Inculpan a Doria Medina
El 16 de enero pasado, la Asamblea Legislativa había autorizado la apertura del proceso legal y nueve meses después una Comisión de Fiscales, dirigida por el fiscal Superior José Manuel Gutiérrez, entregó al Tribunal Supremo de Justicia las resoluciones de imputación en contra de los...
El 16 de enero pasado, la Asamblea Legislativa había autorizado la apertura del proceso legal y nueve meses después una Comisión de Fiscales, dirigida por el fiscal Superior José Manuel Gutiérrez, entregó al Tribunal Supremo de Justicia las resoluciones de imputación en contra de los sospechosos.
Entre los políticos acusados por el caso FOCAS, está el líder de la opositora Unidad Nacional (UN), Samuel Doria Medina, quien fue imputado por presunto incumplimiento de deberes, contratos lesivos al Estado y conducta antieconómica.
El caso investiga un préstamo firmado el 8 de octubre de 1992, una adenda suscrita el 21 de junio de 1993 por el Ministerio de Planeamiento y Coordinación, del que Doria Medina era su titular, y la resolución del Consejo Nacional de Economía y Planeamiento Nº 138/93 del 7 de julio de 1993.
Por ese contrato, Estados Unidos concedió a Bolivia un préstamo que debió ser invertido en el proyecto FOCAS, pero Doria Medina, en su condición de ministro de Planeamiento, dispuso que ese dinero sea transferido a la entidad privada Fundación para la Producción (FUNDA-PRO). Según la denuncia, Doria Medina suscribió el 8 de octubre de 1992 un contrato de préstamo por 21 millones de dólares de FOCAS a favor de FUNDA-PRO, con un interés menor al que pagaba el Estado a sus acreedores.
La Fiscalía también imputó al ex director de FOCAS, Arturo Beltrán, y a los ex ministros Germán Quiroga, Antonio Céspedes, Enrique Ipiña, Herman Antelo, Fernando Illanes y Reynaldo Peters –entre otros ex funcionarios–, por los mismos presuntos delitos atribuidos a Doria Medina, debido a que el 3 de septiembre de 1993 firmaron el Decreto Supremo Nº 23632 que homologó el préstamo a FUNDA-PRO.
El segundo caso investiga la capitalización de la Empresa Nacional de Ferrocarriles (ENFE) en 1995 y la venta de sus acciones por un valor presumiblemente inferior al real, lo que habría ocasionado un daño millonario al Estado.
En el caso ENFE fueron imputados –entre otras ex autoridades– los ex ministros Reynaldo Peters, Alfonso Revollo y Jaime Villalobos, por los presuntos delitos de contratos lesivos al Estado, incumplimiento de deberes, conducta antieconómica y resoluciones contrarias a la Constitución y a las leyes.

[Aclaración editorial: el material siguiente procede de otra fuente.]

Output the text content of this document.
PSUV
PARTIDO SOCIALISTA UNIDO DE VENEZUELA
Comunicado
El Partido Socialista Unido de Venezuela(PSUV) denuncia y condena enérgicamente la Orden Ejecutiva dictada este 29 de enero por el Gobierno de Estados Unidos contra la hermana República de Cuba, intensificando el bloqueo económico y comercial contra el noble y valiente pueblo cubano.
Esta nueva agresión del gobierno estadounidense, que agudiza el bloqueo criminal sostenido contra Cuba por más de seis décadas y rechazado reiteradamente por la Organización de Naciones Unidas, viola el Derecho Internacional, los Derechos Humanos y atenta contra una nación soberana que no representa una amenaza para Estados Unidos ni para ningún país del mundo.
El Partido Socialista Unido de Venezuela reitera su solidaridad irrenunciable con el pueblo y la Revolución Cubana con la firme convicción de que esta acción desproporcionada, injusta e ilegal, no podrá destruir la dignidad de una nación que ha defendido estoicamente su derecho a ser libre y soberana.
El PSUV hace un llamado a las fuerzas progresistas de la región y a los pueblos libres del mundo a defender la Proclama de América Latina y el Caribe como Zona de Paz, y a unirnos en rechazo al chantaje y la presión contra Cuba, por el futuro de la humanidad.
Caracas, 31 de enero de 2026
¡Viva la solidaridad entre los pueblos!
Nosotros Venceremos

Los acusados firmaron el Decreto Supremo Nº 24186 por el que se adjudicó a la empresa Cruz Blanca las acciones de ENFE “al 50% del precio referencial”.
En ese contexto, el fiscal superior José Manuel Gutiérrez anunció que pedirá medidas de carácter personal contra los imputados para garantizar su presentación, y medidas de carácter real para la reparación del posible daño económico causado al Estado.
Ante la acusación del Ministerio Público, voceros de UN rechazaron las sindicaciones contra su líder –candidato presidencial en 2019– y denunciaron que el proceso habría sido “inventado y promovido por el MAS” como parte de “una persecución política” del gobierno para “inhabilitar a los líderes de la oposición”.
Empero, un Estado democrático está obligado a prevenir la comisión de delitos, combatir la corrupción y castigar con el mayor rigor posible a quienes infringen la ley, pero también debe garantizar la vigencia de la presunción de inocencia, derecho protegido por artículo 116 de la Constitución Política del Estado.
Es por eso que ante la imputación, Doria Medina y los demás acusados no deberían escudarse detrás de una supuesta “persecución política” para presumiblemente eludir la acción de la ley, sino que en el marco de un juicio justo y un debido proceso, es la autoridad jurisdiccional la que dirá si los acusados son culpables o inocentes.
Además, en un Estado de derecho la culpabilidad es la que debe demostrarse y no así la inocencia, pues de no existir este principio lógico todos serían culpables hasta que no se demuestre lo contrario, lo cual sería una vulneración de las garantías constitucionales.
Es decir, mientras un juez no emita una sentencia, toda persona tiene el derecho a ser presumida inocente y a ser tratada como tal, ya que en materia de derechos fundamentales no existen medias tintas ni equidistancia posible: o se respetan o se vulneran. ¿No les parece?